Gin Bucket
- Type: Mixed drink
- Ingredients: One or Two handles Gin; 4 L Fresca, Sprite, 7-up, Sierra Mist, or Squirt; Fresh squeezed citrus fruit;
- Base spirit: Gin
- Standard drinkware: bucket+turkey baster
- Preparation: Mix all in bucket, add ice

= Gin bucket =

A gin bucket is an American mixed drink consisting of gin and typically Fresca placed in a suitably sized bucket, with ice and chopped fruit added. Traditionally, the gin is drunk by means of a turkey baster, eliminating the need for glasses.

==History==

The gin bucket is an Indiana University tailgating tradition. A specially themed gin bucket is used during the annual Indiana v. Purdue football game, Old Oaken Bucket, using a wooden bucket, appropriately called the "Old Oaken Bucket O'Gin." Indiana has served as a spawning spot for the Gin Bucket which has since been brought to many other Midwestern universities (such as Northwestern University), including notoriously "dry" campus at which the bucket has an underground following.

==Drinking==

One of the key aspects of the gin bucket is that of how it is consumed. A proper gin bucket is to be consumed using a turkey baster. In some regions, a gin bucket is traditionally drunk with a gathering of 6 to 10 people and 2 turkey basters. The drinkers circle around the bucket with the turkey basters on opposite sides. The basters are then filled and tapped over the top of the bucket to signal that the bucket has begun. The starting people then drink the baster, fill it up and pass it to the person to their left, who continues the pattern.

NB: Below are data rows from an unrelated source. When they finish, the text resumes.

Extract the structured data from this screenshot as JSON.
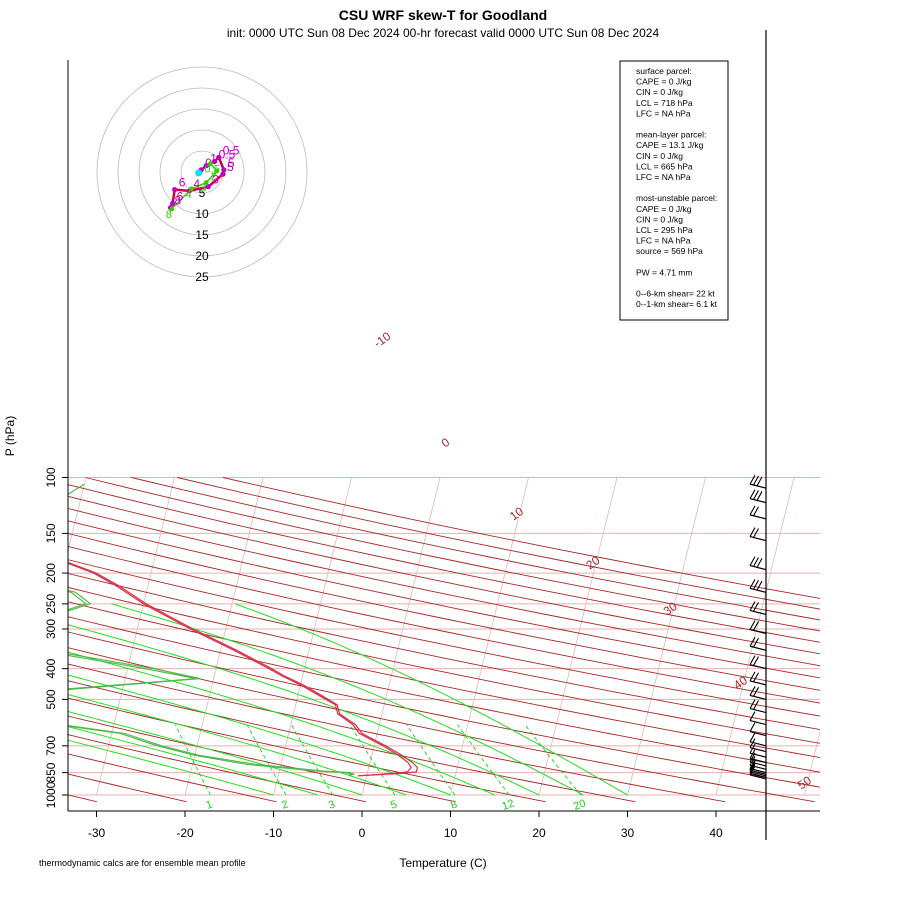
{
  "title": "CSU WRF skew-T for Goodland",
  "subtitle": "init: 0000 UTC Sun 08 Dec 2024     00-hr forecast valid 0000 UTC Sun 08 Dec 2024",
  "footnote": "thermodynamic calcs are for ensemble mean profile",
  "colors": {
    "temperature": "#d6314a",
    "dewpoint": "#4fb84a",
    "isotherm": "#a52a2a",
    "dry_adiabat": "#a52a2a",
    "moist_adiabat": "#22dd22",
    "mixing_ratio": "#22cc22",
    "isobar": "#e8b0b0",
    "hodo_magenta": "#c000c0",
    "hodo_green": "#33cc00"
  },
  "info_box": {
    "lines": [
      "surface parcel:",
      "CAPE = 0 J/kg",
      "CIN = 0 J/kg",
      "LCL = 718 hPa",
      "LFC = NA hPa",
      "",
      "mean-layer parcel:",
      "CAPE = 13.1 J/kg",
      "CIN = 0 J/kg",
      "LCL = 665 hPa",
      "LFC = NA hPa",
      "",
      "most-unstable parcel:",
      "CAPE = 0 J/kg",
      "CIN = 0 J/kg",
      "LCL = 295 hPa",
      "LFC = NA hPa",
      "source = 569 hPa",
      "",
      "PW =  4.71 mm",
      "",
      "0--6-km shear= 22 kt",
      "0--1-km shear= 6.1 kt"
    ]
  },
  "chart_data": {
    "type": "skew-T log-P",
    "xlabel": "Temperature (C)",
    "ylabel": "P (hPa)",
    "x_ticks": [
      -30,
      -20,
      -10,
      0,
      10,
      20,
      30,
      40
    ],
    "y_ticks": [
      100,
      150,
      200,
      250,
      300,
      400,
      500,
      700,
      850,
      1000
    ],
    "ylim": [
      1000,
      100
    ],
    "isotherm_labels": [
      -10,
      0,
      10,
      20,
      30,
      40,
      50
    ],
    "mixing_ratio_labels": [
      "1",
      "2",
      "3",
      "5",
      "8",
      "12",
      "20"
    ],
    "mixing_ratio_values": [
      1,
      2,
      3,
      5,
      8,
      12,
      20
    ],
    "dry_adiabats_theta_K": [
      230,
      240,
      250,
      260,
      270,
      280,
      290,
      300,
      310,
      320,
      330,
      340,
      350,
      360,
      370,
      380,
      390,
      400,
      410,
      420,
      430,
      440,
      450,
      460,
      470,
      480
    ],
    "moist_adiabats_thetaw_C": [
      -10,
      -5,
      0,
      5,
      10,
      15,
      20,
      25,
      30
    ],
    "temperature_profiles": [
      {
        "pressure": [
          870,
          855,
          845,
          820,
          790,
          750,
          700,
          640,
          600,
          555,
          520,
          480,
          450,
          420,
          400,
          350,
          300,
          250,
          220,
          200,
          185,
          170,
          160,
          145,
          130,
          115,
          106
        ],
        "temp": [
          -1.0,
          3.0,
          4.5,
          4.8,
          4.3,
          3.0,
          1.0,
          -2.0,
          -3.0,
          -5.0,
          -5.5,
          -8.0,
          -10.0,
          -12.5,
          -14.0,
          -18.5,
          -24.0,
          -30.0,
          -33.5,
          -36.5,
          -40.0,
          -45.5,
          -52.0,
          -55.0,
          -56.0,
          -56.5,
          -57.0
        ]
      },
      {
        "pressure": [
          870,
          855,
          845,
          820,
          790,
          750,
          700,
          640,
          600,
          555,
          520,
          480,
          450,
          420,
          400,
          350,
          300,
          250,
          220,
          200,
          185,
          170,
          160,
          145,
          130,
          115,
          106
        ],
        "temp": [
          -1.0,
          4.0,
          5.5,
          5.5,
          4.8,
          3.4,
          1.3,
          -1.7,
          -2.7,
          -4.8,
          -5.3,
          -7.7,
          -9.7,
          -12.2,
          -13.7,
          -18.2,
          -23.7,
          -29.7,
          -33.2,
          -36.2,
          -39.7,
          -45.2,
          -51.7,
          -54.7,
          -55.7,
          -56.2,
          -56.7
        ]
      }
    ],
    "dewpoint_profiles": [
      {
        "pressure": [
          870,
          860,
          850,
          840,
          800,
          750,
          700,
          680,
          640,
          600,
          555,
          520,
          470,
          430,
          400,
          360,
          330,
          300,
          270,
          250,
          230,
          210,
          195,
          180
        ],
        "dewpoint": [
          -2.0,
          -1.8,
          -2.5,
          -6.0,
          -14.0,
          -20.0,
          -24.5,
          -26.0,
          -29.0,
          -36.5,
          -44.0,
          -50.0,
          -39.0,
          -22.0,
          -28.0,
          -38.0,
          -54.0,
          -42.5,
          -39.5,
          -36.0,
          -38.0,
          -44.0,
          -48.5,
          -52.0
        ]
      },
      {
        "pressure": [
          870,
          860,
          850,
          840,
          800,
          750,
          700,
          680,
          640,
          600,
          555,
          520,
          470,
          430,
          400,
          360,
          330,
          300,
          270,
          250,
          230,
          210,
          195,
          180
        ],
        "dewpoint": [
          -2.0,
          -1.5,
          -2.0,
          -5.0,
          -13.0,
          -19.5,
          -24.0,
          -25.5,
          -28.5,
          -36.0,
          -43.5,
          -48.0,
          -38.0,
          -21.5,
          -27.0,
          -37.0,
          -50.0,
          -43.5,
          -40.0,
          -36.5,
          -38.5,
          -45.0,
          -49.5,
          -53.0
        ]
      },
      {
        "pressure": [
          105,
          118
        ],
        "dewpoint": [
          -40.0,
          -42.5
        ]
      }
    ],
    "wind_barbs": [
      {
        "pressure": 108,
        "barb": "---"
      },
      {
        "pressure": 120,
        "barb": "--/"
      },
      {
        "pressure": 135,
        "barb": "-/"
      },
      {
        "pressure": 158,
        "barb": "-/"
      },
      {
        "pressure": 195,
        "barb": "---"
      },
      {
        "pressure": 230,
        "barb": "---"
      },
      {
        "pressure": 270,
        "barb": "--"
      },
      {
        "pressure": 310,
        "barb": "--"
      },
      {
        "pressure": 350,
        "barb": "--"
      },
      {
        "pressure": 400,
        "barb": "--"
      },
      {
        "pressure": 450,
        "barb": "--"
      },
      {
        "pressure": 500,
        "barb": "--"
      },
      {
        "pressure": 550,
        "barb": "--"
      },
      {
        "pressure": 600,
        "barb": "-"
      },
      {
        "pressure": 650,
        "barb": "-"
      },
      {
        "pressure": 700,
        "barb": "-"
      },
      {
        "pressure": 730,
        "barb": "-"
      },
      {
        "pressure": 760,
        "barb": "-"
      },
      {
        "pressure": 790,
        "barb": "-"
      },
      {
        "pressure": 810,
        "barb": "-"
      },
      {
        "pressure": 830,
        "barb": "-"
      },
      {
        "pressure": 850,
        "barb": "-"
      },
      {
        "pressure": 860,
        "barb": "-"
      },
      {
        "pressure": 870,
        "barb": "-"
      },
      {
        "pressure": 880,
        "barb": "-"
      },
      {
        "pressure": 890,
        "barb": "-"
      }
    ],
    "hodograph": {
      "ring_labels": [
        "5",
        "10",
        "15",
        "20",
        "25"
      ],
      "ring_values": [
        5,
        10,
        15,
        20,
        25
      ],
      "magenta_points": [
        {
          "u": -0.2,
          "v": 0.5,
          "label": "0"
        },
        {
          "u": 1.0,
          "v": 1.5,
          "label": "1"
        },
        {
          "u": 3.0,
          "v": 2.5,
          "label": "0.5"
        },
        {
          "u": 4.0,
          "v": 3.5,
          "label": "0.5"
        },
        {
          "u": 5.2,
          "v": 0.5,
          "label": "5"
        },
        {
          "u": 5.0,
          "v": -0.5,
          "label": "5"
        },
        {
          "u": 1.5,
          "v": -3.5,
          "label": "3"
        },
        {
          "u": -3.0,
          "v": -4.5,
          "label": "4"
        },
        {
          "u": -6.5,
          "v": -4.2,
          "label": "6"
        },
        {
          "u": -7.0,
          "v": -7.5,
          "label": "6"
        },
        {
          "u": -7.5,
          "v": -8.5,
          "label": "8"
        }
      ],
      "green_points": [
        {
          "u": 2.0,
          "v": 2.0,
          "label": "0.5"
        },
        {
          "u": 3.5,
          "v": 0.2,
          "label": "2"
        },
        {
          "u": 1.0,
          "v": -2.5,
          "label": "3"
        },
        {
          "u": -2.5,
          "v": -4.0,
          "label": "4"
        },
        {
          "u": -7.2,
          "v": -8.8,
          "label": "8"
        }
      ],
      "cyan_point": {
        "u": -0.8,
        "v": -0.2
      }
    }
  }
}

If the two basters ever catch up to each other, the person with the two basters must drink both and then the basters are split to opposite sides and the race starts over again. Gin buckets are also consumed without a competitive approach, but there is still often the unspoken agreement that the last person to baste must fill and then give to another to drink, keeping the baster in motion.

==Variations==

Many variations exist among different regions, typically varying the soda with fresh citrus juices, although in some instances Tequila is added to create a "superbucket." Also, several holiday themed containers have replaced the typical bucket, such as replacing the bucket with a plastic Jack-o'-lantern, thus creating a "Jack-o'Gin."